By: Giavonni Nickson
All bets are on this season as Indiana jumps ahead of neighboring Illinois with plans to launch legalized sports betting in early September. Horseshoe Casino in Hammond, Indiana’s largest casino, plans to be the first to give sports fans a chance to legally bet on their favorite teams.
The Indiana Gaming Commission is expected to approve the state’s sports wagering regulations on August 28, allowing legalized betting to begin on September 4, just one day before the Chicago Bears battle the Green Bay Packers in the first NFL regular-season game of the year.
On game day fans will have a chance to sit in Horseshoe’s 5,300-square-foot sports book, on its casino floor, surrounded by 16 TV monitors, each 85 inches.
Across the nation 10 states already have active full scale legalized sports betting. This trend is now sweeping across the Midwest as Kentucky, Michigan, and Ohio recently introduced sports wagering bills that have not yet passed.
Over the past decade Indiana’s casinos have faced increased competition from Illinois, Michigan, and Ohio. According to Governor Eric Holcomb, “Gaming is a highly regulated industry that once had little competition, but now does, from surrounding states due to new technology.”
The new law allows for both mobile and in-person sports wagering. Indiana residents who choose not to bet will still reap the benefits of this legislation.
“By modernizing our laws, this legislation will spur positive economic growth for our state and for an industry that employs over 11,000 Hoosiers,” said Governor Holcomb. “Additionally, it will bring in new revenue and create hundreds of new jobs – both permanent and in construction. I will direct the Indiana Gaming Commission to monitor for potential effects of this bill so that we can make necessary changes in future legislative sessions.”
Indiana and Illinois both recently passed the bill but Indiana maintains a competitive advantage.
Indiana’s sports wagering legislation was approved on April 25 and signed by Governor Holcomb on May 8. Illinois passed its sports wagering legislation months later in July which put the state behind. While Indiana sports wagering moves into full effect, Illinois will take several months to adopt necessary regulations before accepting sports bets.
As the bill is written now, Illinois casinos are forbidden from taking wagers on Illinois college sports. However, in Indiana fans can bet on both professional and collegiate teams like Indiana University, Notre Dame University, Butler, and Purdue University.

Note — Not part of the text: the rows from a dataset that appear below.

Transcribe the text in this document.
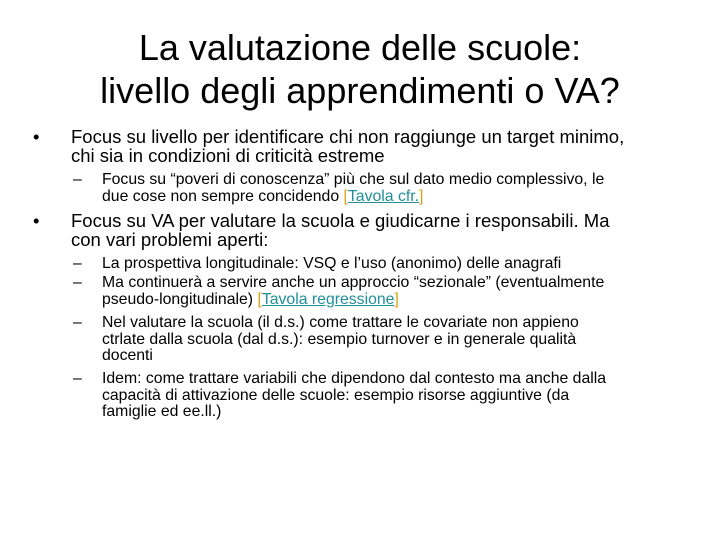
La valutazione delle scuole:
livello degli apprendimenti o VA?
• Focus su livello per identificare chi non raggiunge un target minimo,
chi sia in condizioni di criticità estreme
– Focus su “poveri di conoscenza” più che sul dato medio complessivo, le
due cose non sempre concidendo [Tavola cfr.]
• Focus su VA per valutare la scuola e giudicarne i responsabili. Ma
con vari problemi aperti:
– La prospettiva longitudinale: VSQ e l’uso (anonimo) delle anagrafi
– Ma continuerà a servire anche un approccio “sezionale” (eventualmente
pseudo-longitudinale) [Tavola regressione]
– Nel valutare la scuola (il d.s.) come trattare le covariate non appieno
ctrlate dalla scuola (dal d.s.): esempio turnover e in generale qualità
docenti
– Idem: come trattare variabili che dipendono dal contesto ma anche dalla
capacità di attivazione delle scuole: esempio risorse aggiuntive (da
famiglie ed ee.ll.)
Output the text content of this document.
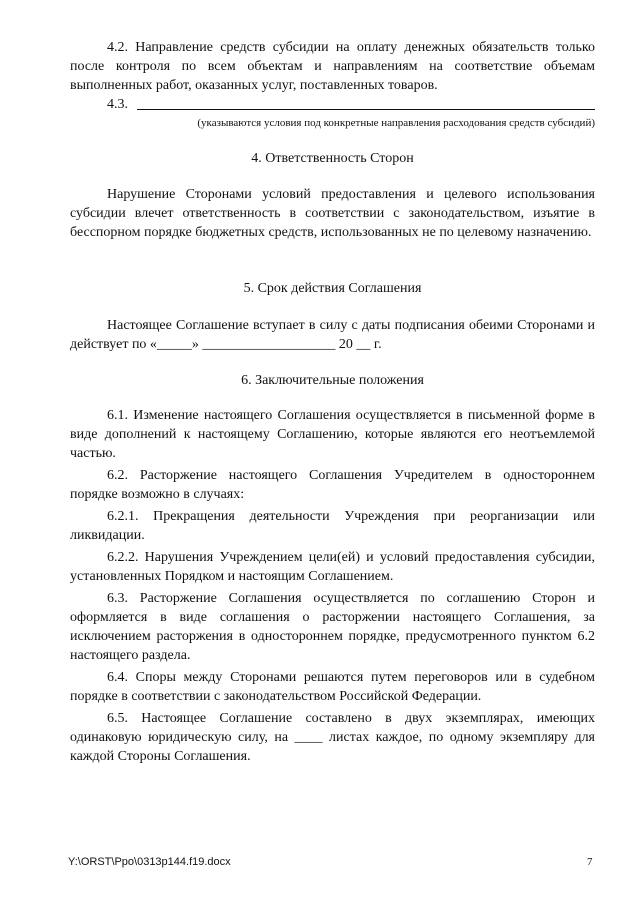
4.2. Направление средств субсидии на оплату денежных обязательств только после контроля по всем объектам и направлениям на соответствие объемам выполненных работ, оказанных услуг, поставленных товаров.

4.3.
(указываются условия под конкретные направления расходования средств субсидий)
4. Ответственность Сторон

Нарушение Сторонами условий предоставления и целевого использования субсидии влечет ответственность в соответствии с законодательством, изъятие в бесспорном порядке бюджетных средств, использованных не по целевому назначению.

5. Срок действия Соглашения

Настоящее Соглашение вступает в силу с даты подписания обеими Сторонами и действует по «_____» ___________________ 20 __ г.

6. Заключительные положения

6.1. Изменение настоящего Соглашения осуществляется в письменной форме в виде дополнений к настоящему Соглашению, которые являются его неотъемлемой частью.

6.2. Расторжение настоящего Соглашения Учредителем в одностороннем порядке возможно в случаях:

6.2.1. Прекращения деятельности Учреждения при реорганизации или ликвидации.

6.2.2. Нарушения Учреждением цели(ей) и условий предоставления субсидии, установленных Порядком и настоящим Соглашением.

6.3. Расторжение Соглашения осуществляется по соглашению Сторон и оформляется в виде соглашения о расторжении настоящего Соглашения, за исключением расторжения в одностороннем порядке, предусмотренного пунктом 6.2 настоящего раздела.

6.4. Споры между Сторонами решаются путем переговоров или в судебном порядке в соответствии с законодательством Российской Федерации.

6.5. Настоящее Соглашение составлено в двух экземплярах, имеющих одинаковую юридическую силу, на ____ листах каждое, по одному экземпляру для каждой Стороны Соглашения.

Y:\ORST\Ppo\0313p144.f19.docx	7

Indiana law and regulations will allow sports wagering by anyone 21 years or older at a casino or by mobile devices after a bettor has registered with a casino in the state. The online apps are only allowed to operate within the state borders. Illinois residents will have to cross the state line into Indiana whenever they want to place a bet on their cell phones.

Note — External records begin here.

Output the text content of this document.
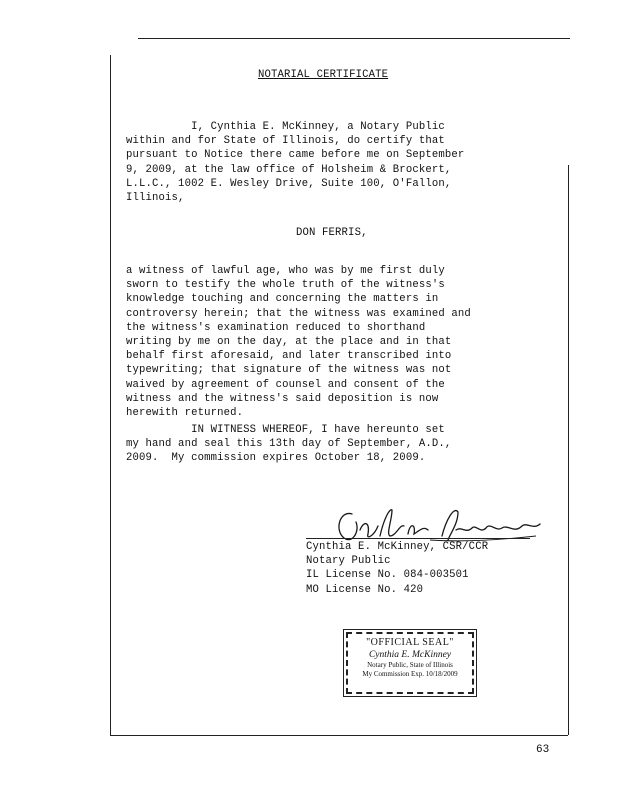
NOTARIAL CERTIFICATE
I, Cynthia E. McKinney, a Notary Public
within and for State of Illinois, do certify that
pursuant to Notice there came before me on September
9, 2009, at the law office of Holsheim & Brockert,
L.L.C., 1002 E. Wesley Drive, Suite 100, O'Fallon,
Illinois,
DON FERRIS,
a witness of lawful age, who was by me first duly
sworn to testify the whole truth of the witness's
knowledge touching and concerning the matters in
controversy herein; that the witness was examined and
the witness's examination reduced to shorthand
writing by me on the day, at the place and in that
behalf first aforesaid, and later transcribed into
typewriting; that signature of the witness was not
waived by agreement of counsel and consent of the
witness and the witness's said deposition is now
herewith returned.
IN WITNESS WHEREOF, I have hereunto set
my hand and seal this 13th day of September, A.D.,
2009.  My commission expires October 18, 2009.
Cynthia E. McKinney, CSR/CCR
Notary Public
IL License No. 084-003501
MO License No. 420
"OFFICIAL SEAL"
Cynthia E. McKinney
Notary Public, State of Illinois
My Commission Exp. 10/18/2009
63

“Indiana is one step closer to reaping the benefits of legal, regulated sports betting with a framework founded on a sensible tax rate and free from unnecessary league fees or carveouts,” said Sara Slane, former senior vice president of public affairs for the American Gaming Association (AGA).
As compared to slot machines and table games such as blackjack, sports wagering generally results in smaller profit margins for casinos.

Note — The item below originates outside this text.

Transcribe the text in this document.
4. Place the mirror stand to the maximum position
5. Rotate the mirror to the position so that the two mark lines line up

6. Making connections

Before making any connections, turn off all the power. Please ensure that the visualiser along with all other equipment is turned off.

Indiana’s tax is currently 9.5 percent on casino sports bets winnings. According to an Indiana legislative projection report, the state will collect about $13 million a year in revenue from taxes on winnings. That projected revenue is meager when compared to the $430 million in wagering taxes that were collected last year from table and slot games.
Indiana has 13 licensed casinos and three off track betting locations that could potentially offer on-site sports wagering.
Blue Chip Casino
French Lick Resort Casino
Hollywood Casino Lawrenceburg
Horseshoe Southern Indiana
Indiana Grand Casino
Majestic Star II
Rising Star Casino Resort
It has not yet been announced when other regional casinos will open their sports books.
Giavonni is a passionate freelance writer native of Gary IN. She covers business, politics, and community schools for the Chicago/Gary Crusader.